Jumat, November 1, 2024

Miliki kebudayaan sangat beragam, tantangan Indonesia di era digital sangat tinggi

Must read

Jejak digital yang positif akan berdampak baik bagi pemilik data itu. Sebaliknya, jejak digital negatif kelak bisa menyulitkan para pengguna media digital. Untuk menjaga jejak digital agar positif, sebenarnya tak sulit asalkan punya niat menjalaninya

Itulah pemantik diskusi yang dilontarkan digital marketer Zulchaidir Ashary saat menjadi pembicara webinar literasi digital bertema “Membentuk Generasi Muda yang Berkarakter di Era Digital” yang digelar Kementerian Kominfo untuk masyarakat Kabupaten Pati, Jawa Tengah, Jumat (26/11/2021).

Dalam webinar yang diikuti 400-an peserta itu, Zulchaidir menuturkan, menjaga jejak digital yang baik bisa dimulai dengan berpikir jernih sebelum mengunggah konten ke media sosial atau platform lain. “Setiap yang diunggah akan berdampak di kemudian hari,” kata Zulchaidir.

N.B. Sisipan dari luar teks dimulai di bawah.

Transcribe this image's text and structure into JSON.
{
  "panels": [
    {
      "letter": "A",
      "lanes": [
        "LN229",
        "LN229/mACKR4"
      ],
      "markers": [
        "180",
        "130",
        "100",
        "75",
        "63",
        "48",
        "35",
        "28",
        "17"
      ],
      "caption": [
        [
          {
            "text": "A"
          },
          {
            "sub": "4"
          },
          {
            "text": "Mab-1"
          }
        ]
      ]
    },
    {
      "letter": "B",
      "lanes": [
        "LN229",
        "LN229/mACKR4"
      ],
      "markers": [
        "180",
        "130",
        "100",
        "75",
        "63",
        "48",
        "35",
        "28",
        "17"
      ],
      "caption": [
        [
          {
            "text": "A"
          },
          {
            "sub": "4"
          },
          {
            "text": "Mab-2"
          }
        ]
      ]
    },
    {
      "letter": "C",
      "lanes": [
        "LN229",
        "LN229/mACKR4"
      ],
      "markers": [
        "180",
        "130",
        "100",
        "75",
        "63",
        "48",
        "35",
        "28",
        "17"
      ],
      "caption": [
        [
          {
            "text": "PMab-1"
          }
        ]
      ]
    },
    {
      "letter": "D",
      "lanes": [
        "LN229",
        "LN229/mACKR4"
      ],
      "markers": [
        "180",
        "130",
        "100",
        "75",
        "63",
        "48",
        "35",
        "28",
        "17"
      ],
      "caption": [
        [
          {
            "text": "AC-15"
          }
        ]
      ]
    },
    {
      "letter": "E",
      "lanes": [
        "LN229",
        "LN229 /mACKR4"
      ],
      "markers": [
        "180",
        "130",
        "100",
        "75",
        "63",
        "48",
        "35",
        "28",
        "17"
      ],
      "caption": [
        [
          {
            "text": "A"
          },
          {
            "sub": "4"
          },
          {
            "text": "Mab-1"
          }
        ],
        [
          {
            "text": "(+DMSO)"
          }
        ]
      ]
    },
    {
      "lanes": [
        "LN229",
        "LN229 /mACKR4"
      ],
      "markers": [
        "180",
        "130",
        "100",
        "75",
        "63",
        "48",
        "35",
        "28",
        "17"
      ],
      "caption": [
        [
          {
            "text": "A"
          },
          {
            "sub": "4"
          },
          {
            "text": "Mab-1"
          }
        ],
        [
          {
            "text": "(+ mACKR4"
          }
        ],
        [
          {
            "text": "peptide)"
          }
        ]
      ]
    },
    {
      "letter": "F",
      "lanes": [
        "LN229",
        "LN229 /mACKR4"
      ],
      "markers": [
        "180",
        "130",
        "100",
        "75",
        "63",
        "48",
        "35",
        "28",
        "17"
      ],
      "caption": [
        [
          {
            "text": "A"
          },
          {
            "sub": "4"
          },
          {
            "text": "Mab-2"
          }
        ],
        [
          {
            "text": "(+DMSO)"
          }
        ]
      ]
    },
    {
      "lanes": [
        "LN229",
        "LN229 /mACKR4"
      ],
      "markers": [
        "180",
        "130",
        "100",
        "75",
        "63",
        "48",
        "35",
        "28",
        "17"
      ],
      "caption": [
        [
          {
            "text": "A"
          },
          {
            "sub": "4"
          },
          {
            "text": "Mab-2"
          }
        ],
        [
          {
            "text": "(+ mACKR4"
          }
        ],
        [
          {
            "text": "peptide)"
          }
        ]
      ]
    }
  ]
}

Untuk itu, pengguna disarankan untuk tidak sekalipun mengunggah data pribadi yang sensitif ke media sosial. Sebab hal ini berpotensi dilirik penjahat cyber. “Selalu verifikasi akun, ini sangat disarankan untuk mencegah aktivitas mencurigakan dan membahayakan jejak digital dikorek,” ungkap Zulchaidir.

Selain itu, Zulchaidir meminta pengguna selalu pakai kata sandi yang kuat agar tak mudah dijebol penjahat cyber dan jangan sekalipun memberikannya pada orang lain apapun alasannya. “Menjaga jejak digital juga bisa dengan cara tidak mudah terpancing konten negatif, apalagi sampai ikut menyebarkannya,” jalasnya.

Zulchaidir menuturkan, rawannya data pribadi di era digital ini membuat perlindungan data pribadi menjadi salah satu isu penting di tengah perkembangan ekonomi digital. Perlindungan data pribadi sangat perlu karena mengingat gangguan spam di Indonesia termasuk tinggi.

Catatan tahun 2019 saja, ada sedikitnya 28 kali rata-rata telepon tak dikenal masuk pengguna dalam sebulan. Indonesia nomor 3 dunia soal urusan ini. Lalu ada 46 kali rata-rata SMS tak dikenal masuk perbulan dan membuat Indonesia nomor 10 dunia.

“Juga ada 1.507 kasus penipuan e-commerce dan perbankan digital, 1.404 kasus penipuan online dan 8.389 aduan iklan via email tanpa persetujuan serta 5.000 aduan penyalahgunaan data pribadi,” sebut Zulchaidir.

Narasumber lain dalam webinar itu, aktivis penggerak budaya Imam Baehaqi mengatakan, selama ini Indonesia dikenal sebagai negara majemuk, multikulturalis dan demokratis yang berbentuk republik dengan menganut sistem demokrasi Pancasila.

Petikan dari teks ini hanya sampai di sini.